Bathroom and kitchen renovations are among the most popular home improvement projects, and also among those delivering the best value according to the Appraisal Institute of Canada.
Regular surveys have shown that money spent refreshing and improving bathrooms and kitchens will be largely recovered at the time of sale, at rates of anywhere between 75 and 100 per cent.
But a report the Canadian Federation of Independent Business released this week indicates that the payback timeline can be much longer in Vancouver than anywhere else in Canada.
An analysis of the permits and costs required for a $20,000 project to convert a simple powder room into a full bathroom in 12 major cities across Canada found that Vancouver had the highest permitting costs, and along with Toronto, had the highest document requirements.
Renovating a powder room in Vancouver requires an additional 11 documents with a cost of $2,029, while Charlottetown, perhaps the most renovation-friendly city in the east, requires just five documents at a cost of $180.
The documents include site plans, floor plans and construction plans as well as permits.
“These documents can be considerable sources of red tape, with some municipalities requiring forms that necessitate the services of an engineer or other professionals, adding to the overall cost of the application,” the report notes.
“If there are these many obstacles for a simple bathroom renovation, imagine how costly and time-consuming it is to permit a secondary suite, a complete renovation or a new build. Permitting costs and processes should be straightforward and affordable,” said Francesca Basta, CFIB’s research analyst and co-author of the report.
CFIB recommends a variety of solutions, including the use of technology to automate and simplify the approvals process as well as improving access to information that streamlines the permitting process. Clear service standards and permitting times would also provide accountability.
It calls out an initiative in Kelowna that uses artificial intelligence (AI) to guide applicants through the permitting and approvals process, and encourages other municipalities to do the same.
Speaking as part of an Urban Land Institute panel last fall on the use of AI to streamline the development process, Kirsten Sutton of 3D Dimension Drafting & Design Inc. in New Westminster saw the potential for AI to make it easier for small builders to undertake projects, freeing up resources to deal with larger, more complex projects.
“There are some people who just want a basic house,” she said. “The flattening of the process will dramatically affect how many applications can be approved.”
This is especially critical in the BC housing market, which has a deepening shortfall of affordable housing.
Vancouver is the city with the highest home prices and greatest shortages in Canada, CFIB said, and red tape is a leading factor.

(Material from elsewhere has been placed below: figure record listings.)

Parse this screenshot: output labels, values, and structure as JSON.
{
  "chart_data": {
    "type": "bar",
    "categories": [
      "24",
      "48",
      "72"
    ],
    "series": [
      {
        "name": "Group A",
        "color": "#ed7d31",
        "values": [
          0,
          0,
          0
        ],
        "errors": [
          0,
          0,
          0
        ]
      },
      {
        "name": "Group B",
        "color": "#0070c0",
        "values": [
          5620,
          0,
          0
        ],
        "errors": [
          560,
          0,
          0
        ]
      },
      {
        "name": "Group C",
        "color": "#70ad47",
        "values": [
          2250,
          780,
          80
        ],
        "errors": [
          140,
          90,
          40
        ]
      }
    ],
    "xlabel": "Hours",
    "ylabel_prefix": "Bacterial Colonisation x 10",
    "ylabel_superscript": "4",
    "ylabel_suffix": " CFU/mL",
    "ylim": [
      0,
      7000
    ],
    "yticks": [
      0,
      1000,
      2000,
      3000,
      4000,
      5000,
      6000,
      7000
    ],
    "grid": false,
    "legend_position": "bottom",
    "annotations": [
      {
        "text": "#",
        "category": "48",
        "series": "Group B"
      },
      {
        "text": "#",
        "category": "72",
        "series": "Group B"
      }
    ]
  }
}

“British Columbia’s housing shortage makes it especially important for municipal governments to prioritize reducing renovation costs and paperwork,” said Emily Boston, BC policy analyst with CFIB. “Reducing red tape in permitting processes is one low-cost way governments can help address housing challenges and get homes built faster.”

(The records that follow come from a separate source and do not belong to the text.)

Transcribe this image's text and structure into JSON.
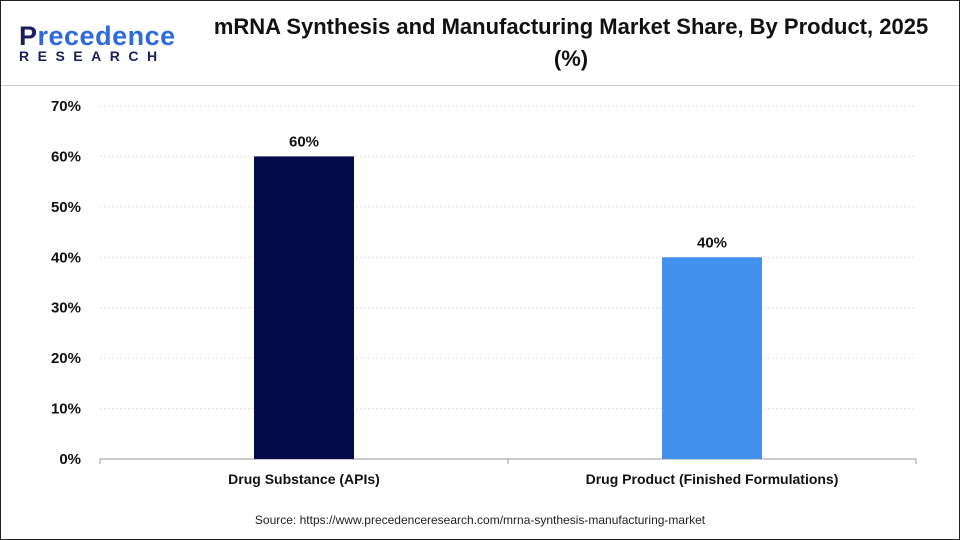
{
  "header": {
    "logo_text": "Precedence RESEARCH",
    "title": "mRNA Synthesis and Manufacturing Market Share, By Product, 2025 (%)"
  },
  "chart_data": {
    "type": "bar",
    "title": "mRNA Synthesis and Manufacturing Market Share, By Product, 2025 (%)",
    "categories": [
      "Drug Substance (APIs)",
      "Drug Product (Finished Formulations)"
    ],
    "values": [
      60,
      40
    ],
    "data_labels": [
      "60%",
      "40%"
    ],
    "colors": [
      "#050a4d",
      "#4391ee"
    ],
    "ylim": [
      0,
      70
    ],
    "yticks": [
      "0%",
      "10%",
      "20%",
      "30%",
      "40%",
      "50%",
      "60%",
      "70%"
    ],
    "grid": true,
    "xlabel": "",
    "ylabel": ""
  },
  "source": "Source: https://www.precedenceresearch.com/mrna-synthesis-manufacturing-market"
}
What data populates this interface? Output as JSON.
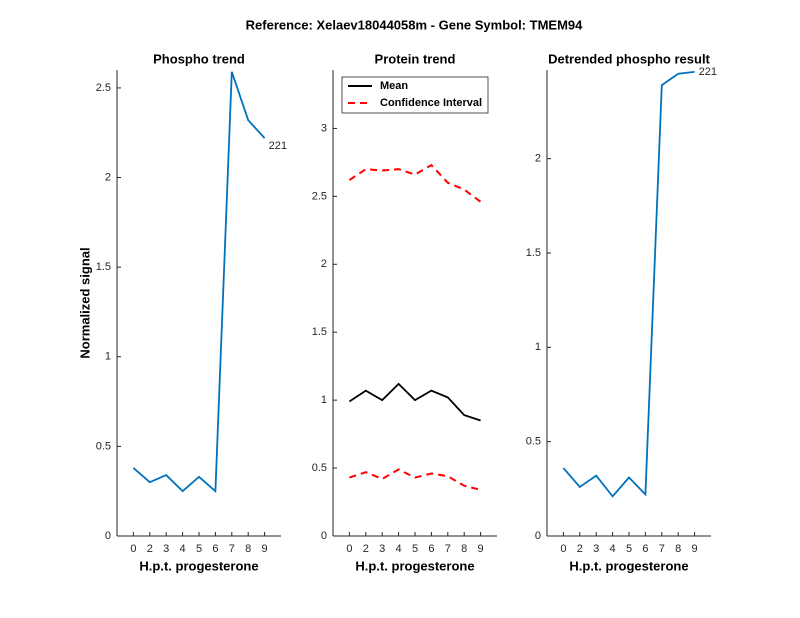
{
  "title": "Reference:  Xelaev18044058m - Gene Symbol:  TMEM94",
  "chart_data": [
    {
      "type": "line",
      "title": "Phospho trend",
      "xlabel": "H.p.t. progesterone",
      "ylabel": "Normalized signal",
      "categories": [
        "0",
        "2",
        "3",
        "4",
        "5",
        "6",
        "7",
        "8",
        "9"
      ],
      "series": [
        {
          "color": "#0072bd",
          "values": [
            0.38,
            0.3,
            0.34,
            0.25,
            0.33,
            0.25,
            2.59,
            2.32,
            2.22
          ]
        }
      ],
      "ylim": [
        0,
        2.6
      ],
      "yticks": [
        0,
        0.5,
        1,
        1.5,
        2,
        2.5
      ],
      "annotation": "221"
    },
    {
      "type": "line",
      "title": "Protein trend",
      "xlabel": "H.p.t. progesterone",
      "categories": [
        "0",
        "2",
        "3",
        "4",
        "5",
        "6",
        "7",
        "8",
        "9"
      ],
      "series": [
        {
          "name": "Mean",
          "color": "#000000",
          "values": [
            0.99,
            1.07,
            1.0,
            1.12,
            1.0,
            1.07,
            1.02,
            0.89,
            0.85
          ]
        },
        {
          "name": "Confidence Interval",
          "color": "#ff0000",
          "dashed": true,
          "values": [
            2.62,
            2.7,
            2.69,
            2.7,
            2.66,
            2.73,
            2.6,
            2.55,
            2.46
          ]
        },
        {
          "color": "#ff0000",
          "dashed": true,
          "values": [
            0.43,
            0.47,
            0.42,
            0.49,
            0.43,
            0.46,
            0.44,
            0.37,
            0.34
          ]
        }
      ],
      "ylim": [
        0,
        3.43
      ],
      "yticks": [
        0,
        0.5,
        1,
        1.5,
        2,
        2.5,
        3
      ],
      "legend": "northwest"
    },
    {
      "type": "line",
      "title": "Detrended phospho result",
      "xlabel": "H.p.t. progesterone",
      "categories": [
        "0",
        "2",
        "3",
        "4",
        "5",
        "6",
        "7",
        "8",
        "9"
      ],
      "series": [
        {
          "color": "#0072bd",
          "values": [
            0.36,
            0.26,
            0.32,
            0.21,
            0.31,
            0.22,
            2.39,
            2.45,
            2.46
          ]
        }
      ],
      "ylim": [
        0,
        2.47
      ],
      "yticks": [
        0,
        0.5,
        1,
        1.5,
        2
      ],
      "annotation": "221"
    }
  ]
}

Several municipalities are making strides in reducing red tape for new developments.
Three were honoured by commercial real estate association NAIOP on Feb. 1 for their efforts to keep permitting costs in check, shorten approval times and generally make themselves a better place to do business.

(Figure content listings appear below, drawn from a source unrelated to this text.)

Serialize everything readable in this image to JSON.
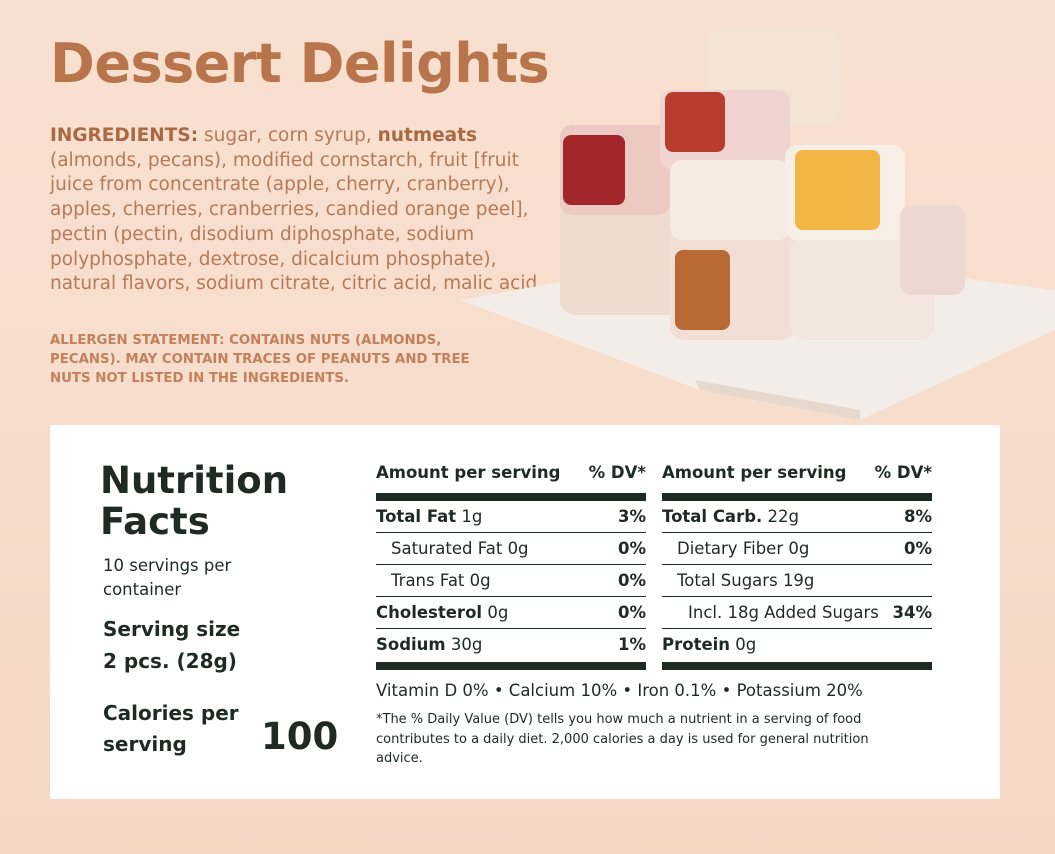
{
  "header": {
    "title": "Dessert Delights"
  },
  "ingredients": {
    "label": "INGREDIENTS:",
    "text_before": "sugar, corn syrup,",
    "highlight": "nutmeats",
    "text_after": "(almonds, pecans), modified cornstarch, fruit [fruit juice from concentrate (apple, cherry, cranberry), apples, cherries, cranberries, candied orange peel], pectin (pectin, disodium diphosphate, sodium polyphosphate, dextrose, dicalcium phosphate), natural flavors, sodium citrate, citric acid, malic acid"
  },
  "allergen": "ALLERGEN STATEMENT: CONTAINS NUTS (ALMONDS, PECANS). MAY CONTAIN TRACES OF PEANUTS AND TREE NUTS NOT LISTED IN THE INGREDIENTS.",
  "nutrition": {
    "title": "Nutrition Facts",
    "servings": "10 servings per container",
    "serving_size_label": "Serving size",
    "serving_size": "2 pcs. (28g)",
    "calories_label": "Calories per serving",
    "calories": "100",
    "left": {
      "header": [
        "Amount per serving",
        "% DV*"
      ],
      "rows": [
        [
          "Total Fat",
          "1g",
          "3%"
        ],
        [
          "Saturated Fat",
          "0g",
          "0%"
        ],
        [
          "Trans Fat",
          "0g",
          "0%"
        ],
        [
          "Cholesterol",
          "0g",
          "0%"
        ],
        [
          "Sodium",
          "30g",
          "1%"
        ]
      ]
    },
    "right": {
      "header": [
        "Amount per serving",
        "% DV*"
      ],
      "rows": [
        [
          "Total Carb.",
          "22g",
          "8%"
        ],
        [
          "Dietary Fiber",
          "0g",
          "0%"
        ],
        [
          "Total Sugars",
          "19g"
        ],
        [
          "Incl. 18g Added Sugars",
          "34%"
        ],
        [
          "Protein",
          "0g"
        ]
      ]
    },
    "vitamins": "Vitamin D 0% • Calcium 10% • Iron 0.1% • Potassium 20%",
    "footnote": "*The % Daily Value (DV) tells you how much a nutrient in a serving of food contributes to a daily diet. 2,000 calories a day is used for general nutrition advice."
  }
}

Delta, which held the line on fees while other municipalities raised theirs, was recognized for the most improved fee environment.
Burnaby was honoured for having the most-improved entitlement timelines, which implemented several new policies that contributed to a greater reduction than seen in other municipalities.
The most business-friendly municipality was Richmond, which has made strides since 2021 to support investment and the development of jobs space.